PERUGIA – Il medico prescrive alla paziente una dieta estrema: bere tre liti di acqua al giorno per 21 giorni e niente più. Maria Carmela De Mulo, 57 anni, l’ha seguita ma ha avuto un malore ed è morta. Ora il medico famoso per aiutare le pazienti a perdere peso con la digiuno-terapia e l’agopuntura è indagato per omicidio. Il medico, regolarmente iscritto all’albo e con ambulatorio a Perugia, riceveva clienti da tutta Italia e prometteva sul suo sito di “sconfiggere ed eliminare i più pericolosi nemici della nostra salute, cioè tutte le sostanze inquinanti e tossiche, sia esogene che endogene” con la sua dieta innovativa.

Maria Carmela ha seguito la dieta per tre settimane a partire da maggio e in un tempo di 21 giorni si è nutrita solo di acqua, sottoponendosi anche ad alcune sedute di agopuntura concordate preventivamente con il dottore e tutto questo per perdere peso. In 21 giorni ha perso 10 chilogrammi, ma poi ha cominciato ad avere problemi di salute:

“Un successo forse fin troppo facile. Ma lunedì notte è accaduto l’irreparabile. Maria Carmela alloggiava in un residence fuori Perugia insieme al marito che l’aveva accompagnata a Perugia, quando si è sentita male. Il coniuge ha subito chiamato il 118. La corsa a bordo dell’ambulanza verso il Santa Maria della Misericordia, l’ospedale regionale, è finita nel peggiore dei modi. Maria Carmela non ce l’ha fatta. I medici ne hanno dovuto dichiarare il decesso nonostante abbiano provato fino alla fine a tenerla in vita. La vicenda è emersa in seguito alla denuncia presentata dal marito al posto di polizia dell’ospedale. Un uomo disperato che ha ripercorso le ultime settimane di vita della moglie: la sclerosi a placche che, nel suo caso, le permetteva tranquillamente di camminare, la volontà, tenace, di perdere i chili di troppo.

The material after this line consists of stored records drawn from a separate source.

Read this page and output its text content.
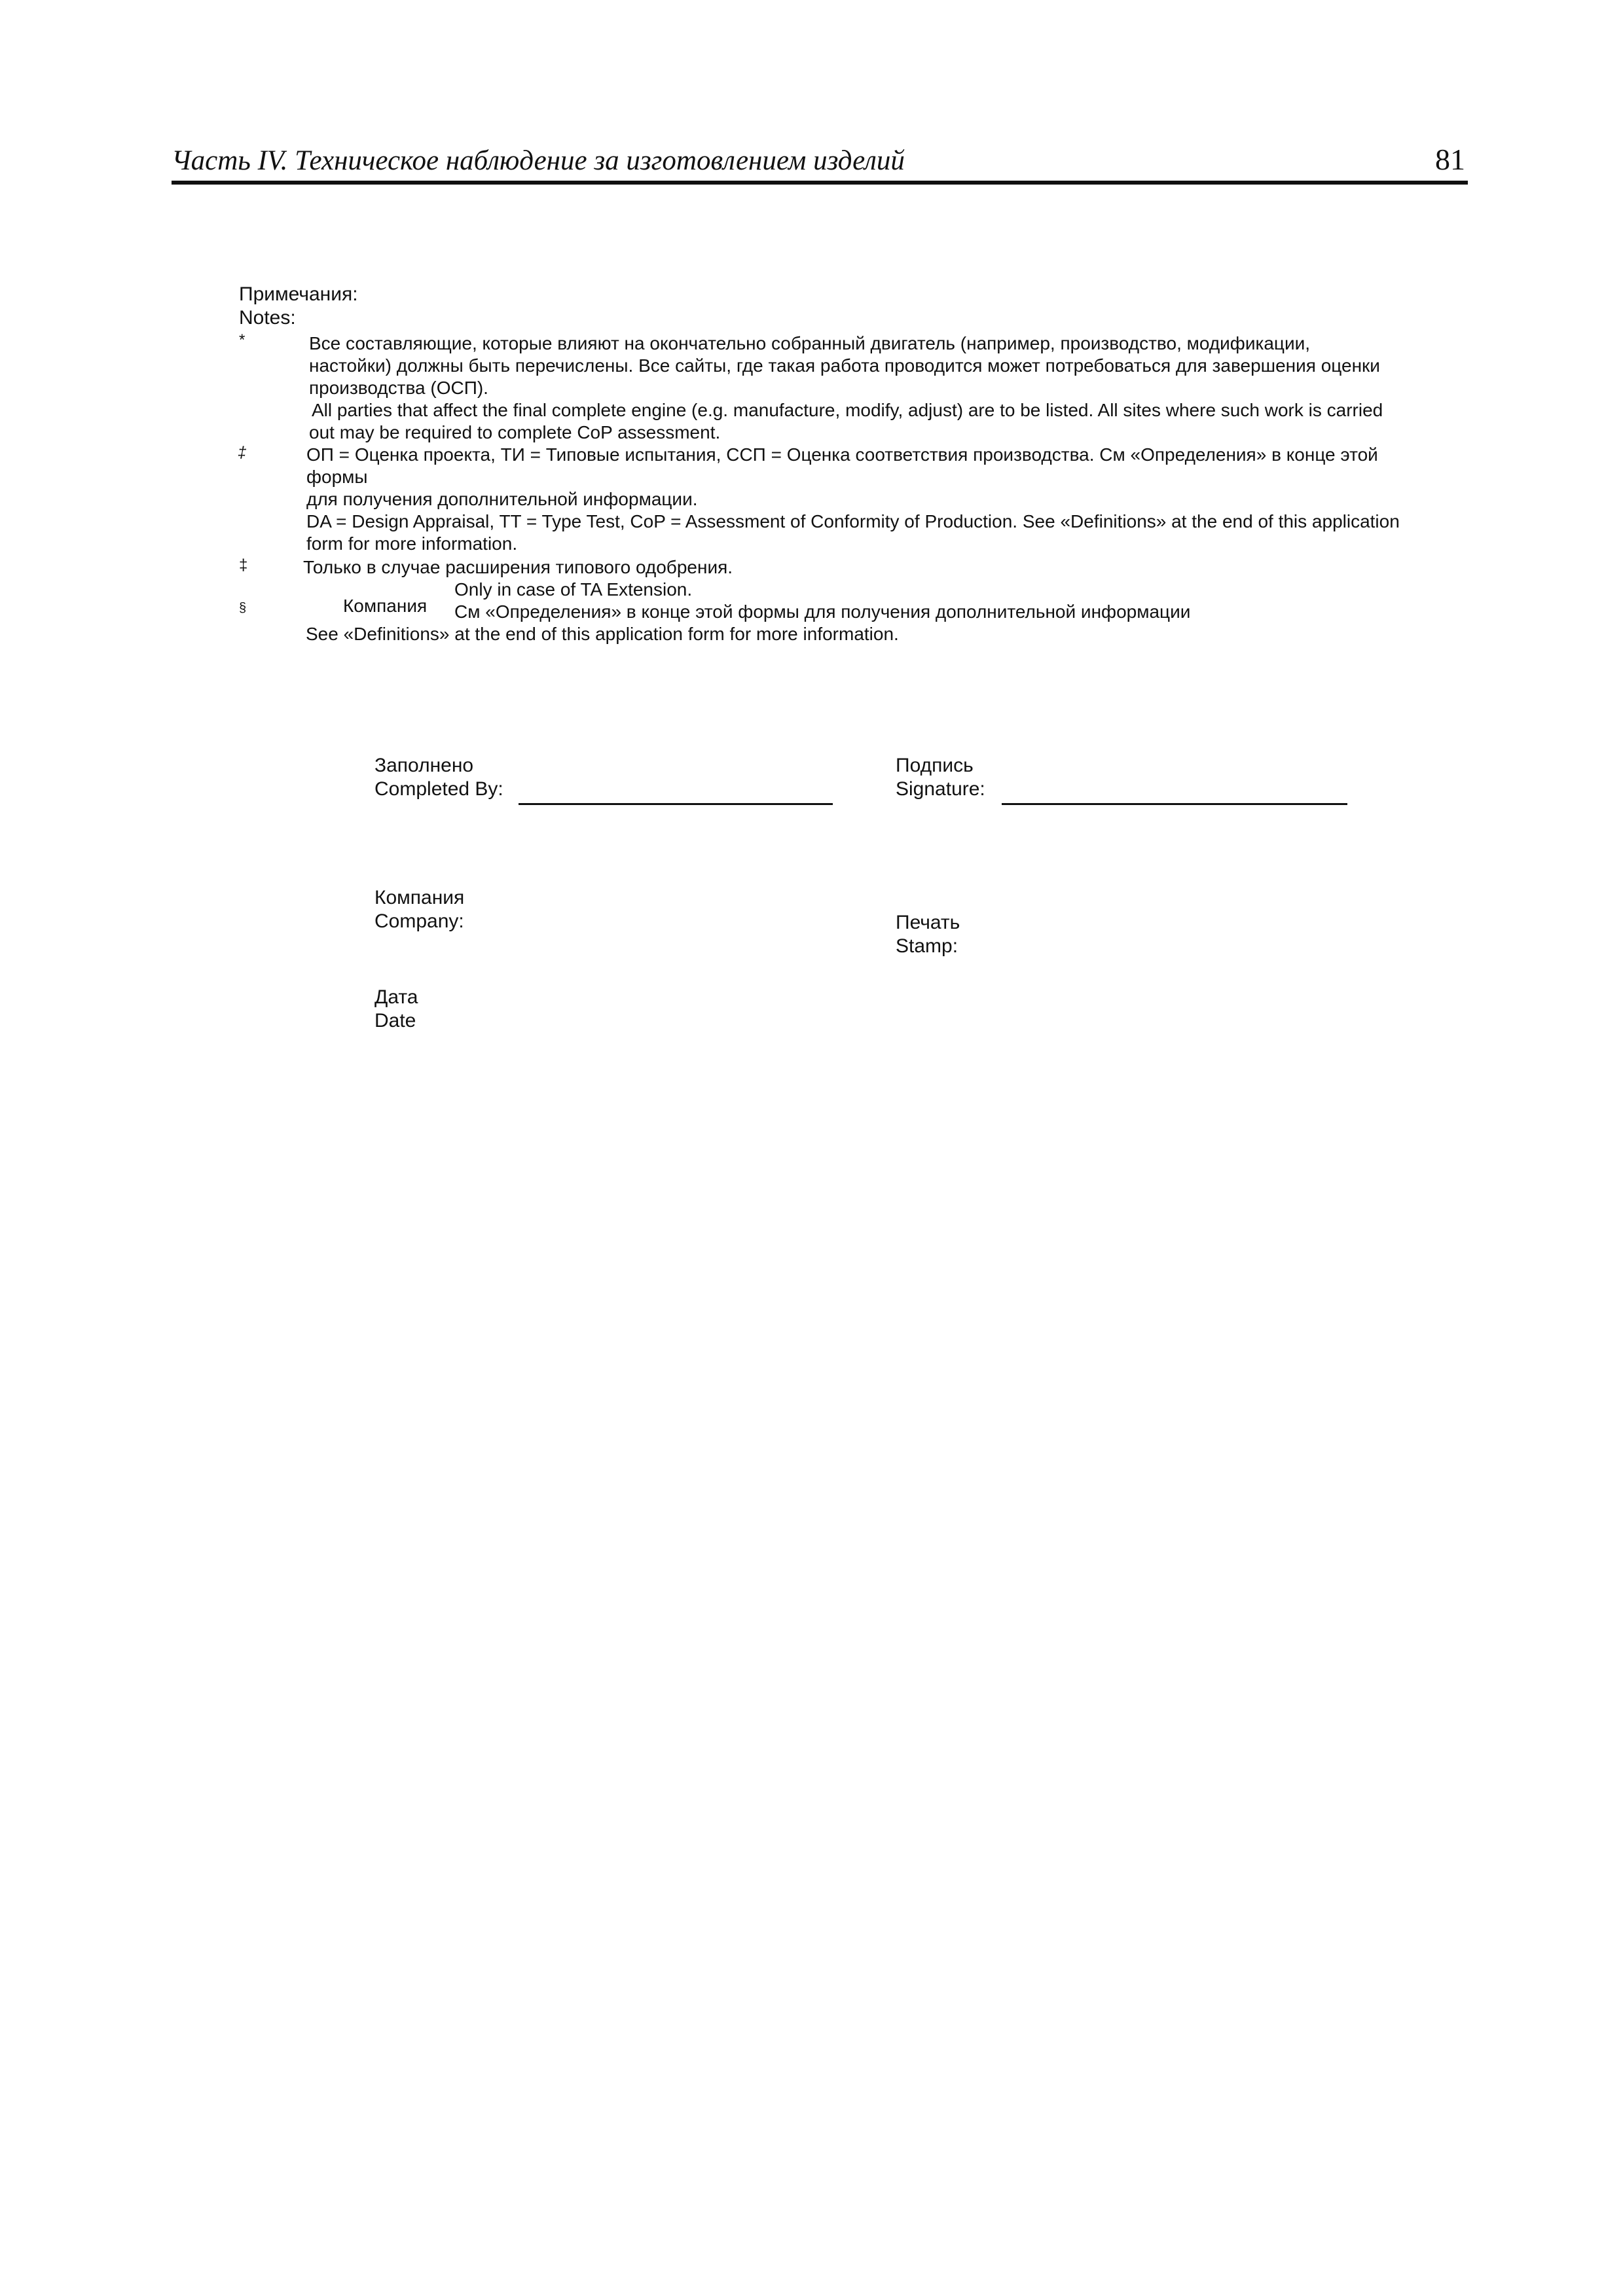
Часть IV. Техническое наблюдение за изготовлением изделий	81
Примечания:
Notes:
*	Все составляющие, которые влияют на окончательно собранный двигатель (например, производство, модификации,
настойки) должны быть перечислены. Все сайты, где такая работа проводится может потребоваться для завершения оценки
производства (ОСП).
All parties that affect the final complete engine (e.g. manufacture, modify, adjust) are to be listed. All sites where such work is carried
out may be required to complete CoP assessment.
‡	ОП = Оценка проекта, ТИ = Типовые испытания, ССП = Оценка соответствия производства. См «Определения» в конце этой
формы
для получения дополнительной информации.
DA = Design Appraisal, TT = Type Test, CoP = Assessment of Conformity of Production. See «Definitions» at the end of this application
form for more information.
‡	Только в случае расширения типового одобрения.
Only in case of TA Extension.
§	Компания См «Определения» в конце этой формы для получения дополнительной информации
See «Definitions» at the end of this application form for more information.
Заполнено
Completed By:
Подпись
Signature:
Компания
Company:	Печать
Stamp:
Дата
Date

L’uomo avrebbe spiegato cosa era accaduto nei giorni precedenti il decesso. Chiedendo di fare chiarezza e verificare se esista – come ipotizzato – un nesso tra la morte e la digiuno-terapia, somministrata su una paziente affetta anche da una patologia comunque impegnativa. Una notizia-choc per la stessa struttura ospedaliera che si è trovata a gestire la fase del decesso. La procura ha dovuto aprire un’inchiesta per omicidio colposo per fare luce sulle cause del decesso, anche se sulla vicenda vige ancora il massimo riserbo. Il corpo di Maria Carmela è infatti all’obitorio del Santa Maria della Misericordia, messo a disposizione dell’autorità giudiziaria, in attesa che il magistrato di turno, forse già oggi, decida di nominare come consulente tecnico d’ufficio un medico legale per eseguire l’autopsia. Gli esami saranno indispensabili per chiarire innanzitutto le cause della morte e se abbia inciso la terapia del digiuno praticata dal medico, già identificato dagli investigatori, con il repentino decesso della cinquantasettenne sarda. Per lui è quasi obbligatoria l’iscrizione nel registro delle notizie di reato”.